空值衍生得到的还是空值
代码:
import featuretools as ft
import pandas as pd
df = pd.DataFrame(data={"x1": [None,2,3], 'x2': [4, 5, 6]})
es = ft.EntitySet(id='es_hypernets_fit')
es.entity_from_dataframe(entity_id='e_hypernets_ft', dataframe=df, make_index=True, index='e_hypernets_ft_index')
feature_matrix, feature_defs = ft.dfs(entityset=es, target_entity="e_hypernets_ft",
ignore_variables={"e_hypernets_ft": []},
return_variable_types="all",
trans_primitives=['add_numeric', 'subtract_numeric'],
max_depth=1,
features_only=False,
max_features=-1)
print(feature_matrix)
输出:
x1 x2 x1 + x2 x1 - x2
e_hypernets_ft_index
0 NaN 4 NaN NaN
1 2.0 5 7.0 -3.0
2 3.0 6 9.0 -3.0
只要跟空值有关的衍生列,都是NaN,建议在衍生前对空值进行填充。
衍生可能产生异常值
对于n/0这种情况,会得到inf
:
import featuretools as ft
import pandas as pd
df = pd.DataFrame(data={"x1": [1,2,3], 'x2': [0, 5, 6]})
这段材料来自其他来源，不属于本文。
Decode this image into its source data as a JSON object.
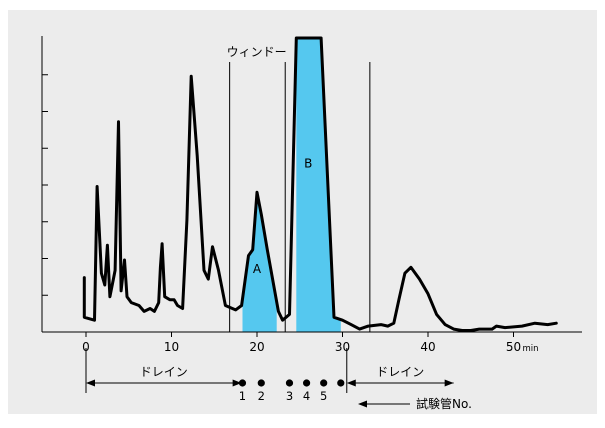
{
  "chart_data": {
    "type": "line",
    "x_unit": "min",
    "xlim": [
      -5,
      55
    ],
    "ylim": [
      0,
      100
    ],
    "x_ticks": [
      {
        "value": 0,
        "label": "0"
      },
      {
        "value": 10,
        "label": "10"
      },
      {
        "value": 20,
        "label": "20"
      },
      {
        "value": 30,
        "label": "30"
      },
      {
        "value": 40,
        "label": "40"
      },
      {
        "value": 50,
        "label": "50"
      }
    ],
    "x_unit_label": "min",
    "y_ticks": [
      0,
      12.5,
      25,
      37.5,
      50,
      62.5,
      75,
      87.5
    ],
    "trace": {
      "x": [
        -0.2,
        -0.2,
        1.0,
        1.3,
        1.8,
        2.2,
        2.5,
        2.8,
        3.2,
        3.4,
        3.8,
        4.1,
        4.5,
        4.8,
        5.3,
        6.2,
        6.8,
        7.5,
        8.0,
        8.5,
        8.7,
        8.9,
        9.2,
        9.8,
        10.3,
        10.7,
        11.3,
        11.8,
        12.3,
        13.0,
        13.8,
        14.3,
        14.8,
        15.5,
        16.3,
        17.5,
        18.2,
        19.0,
        19.5,
        20.0,
        20.5,
        21.2,
        22.5,
        23.0,
        23.8,
        24.6,
        26.5,
        27.5,
        29.0,
        30.0,
        31.0,
        32.0,
        33.0,
        34.5,
        35.3,
        36.0,
        36.6,
        37.3,
        38.0,
        39.0,
        40.0,
        41.0,
        42.0,
        43.0,
        44.0,
        45.0,
        46.0,
        47.5,
        48.0,
        49.0,
        51.0,
        52.5,
        54.0,
        55.0
      ],
      "y": [
        18.5,
        5,
        4,
        49.5,
        20,
        16,
        29.5,
        12,
        18,
        21,
        71.5,
        14,
        24.5,
        12,
        10,
        9,
        7,
        8,
        7,
        10,
        22,
        30,
        12,
        11,
        11,
        9,
        8,
        38,
        87,
        60,
        21,
        18,
        29,
        21,
        9,
        7.5,
        9,
        26,
        28,
        47.5,
        40,
        28,
        7,
        4,
        6,
        100,
        100,
        100,
        5,
        4,
        2.5,
        1,
        2,
        2.5,
        2,
        3,
        11,
        20,
        22,
        18,
        13,
        6,
        2.5,
        1,
        0.5,
        0.5,
        1,
        1,
        2,
        1.5,
        2,
        3,
        2.5,
        3
      ]
    },
    "peaks": [
      {
        "name": "A",
        "label_at": [
          20,
          20
        ]
      },
      {
        "name": "B",
        "label_at": [
          26,
          56
        ]
      }
    ],
    "shaded_regions": [
      {
        "name": "A",
        "x_start": 18.3,
        "x_end": 22.3,
        "color": "#55c8ef"
      },
      {
        "name": "B",
        "x_start": 24.6,
        "x_end": 29.8,
        "color": "#55c8ef"
      }
    ],
    "vertical_lines": [
      16.8,
      23.3,
      33.2
    ],
    "window_label": "ウィンドー",
    "window_label_x": 16.8,
    "drain_label": "ドレイン",
    "drain_ranges": [
      [
        0,
        18.2
      ],
      [
        30.5,
        43
      ]
    ],
    "tubes": [
      {
        "label": "1",
        "x": 18.3
      },
      {
        "label": "2",
        "x": 20.5
      },
      {
        "label": "3",
        "x": 23.8
      },
      {
        "label": "4",
        "x": 25.8
      },
      {
        "label": "5",
        "x": 27.8
      },
      {
        "label": "",
        "x": 29.8
      }
    ],
    "tube_label": "試験管No.",
    "colors": {
      "background": "#ececec",
      "plot_area": "#ececec",
      "line": "#000000",
      "fill": "#55c8ef"
    }
  }
}
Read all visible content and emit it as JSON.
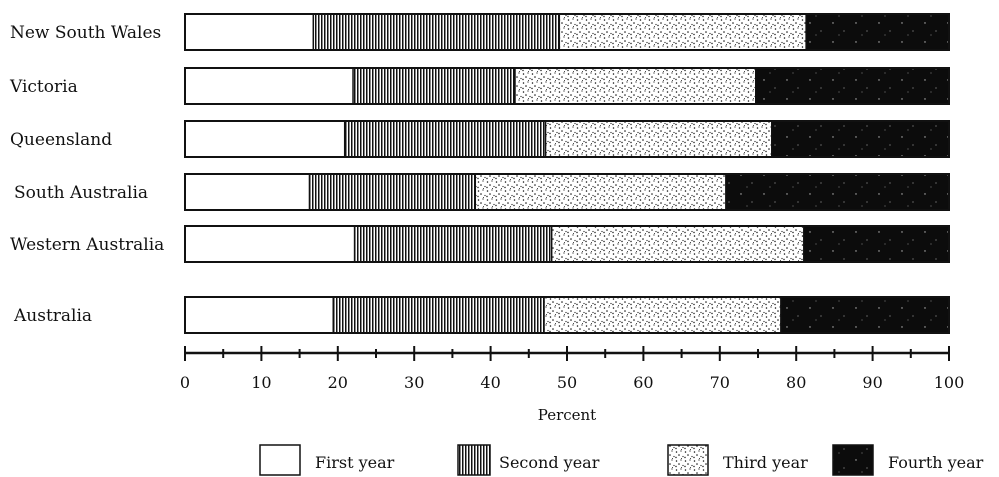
{
  "chart_data": {
    "type": "bar",
    "orientation": "horizontal",
    "stacked": true,
    "normalized": true,
    "xlabel": "Percent",
    "xlim": [
      0,
      100
    ],
    "xticks": [
      0,
      10,
      20,
      30,
      40,
      50,
      60,
      70,
      80,
      90,
      100
    ],
    "categories": [
      "New South Wales",
      "Victoria",
      "Queensland",
      "South Australia",
      "Western Australia",
      "Australia"
    ],
    "series": [
      {
        "name": "First year",
        "pattern": "white",
        "values": [
          16.8,
          22.0,
          20.9,
          16.3,
          22.2,
          19.4
        ]
      },
      {
        "name": "Second year",
        "pattern": "vertical-hatch",
        "values": [
          32.2,
          21.2,
          26.3,
          21.7,
          25.8,
          27.6
        ]
      },
      {
        "name": "Third year",
        "pattern": "stipple",
        "values": [
          32.3,
          31.5,
          29.6,
          32.8,
          33.0,
          31.0
        ]
      },
      {
        "name": "Fourth year",
        "pattern": "black",
        "values": [
          18.7,
          25.3,
          23.2,
          29.2,
          19.0,
          22.0
        ]
      }
    ],
    "legend_position": "bottom",
    "colors": {
      "ink": "#111111",
      "paper": "#ffffff",
      "dark_fill": "#0c0c0c"
    }
  }
}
es = ft.EntitySet(id='es_hypernets_fit')
es.entity_from_dataframe(entity_id='e_hypernets_ft', dataframe=df, make_index=True, index='e_hypernets_ft_index')
feature_matrix, feature_defs = ft.dfs(entityset=es, target_entity="e_hypernets_ft",
ignore_variables={"e_hypernets_ft": []},
return_variable_types="all",
trans_primitives=['divide_numeric'],
max_depth=1,
features_only=False,
max_features=-1)
print(feature_matrix)
结果为:
x1 x2 x1 / x2 x2 / x1
e_hypernets_ft_index
0 1 0 inf 0.0
1 2 5 0.4 2.5
2 3 6 0.5 2.0
如果算法无法处理极大/小值,建议在衍生之后进行替换。
实验在featuretools ==0.18.1
上进行。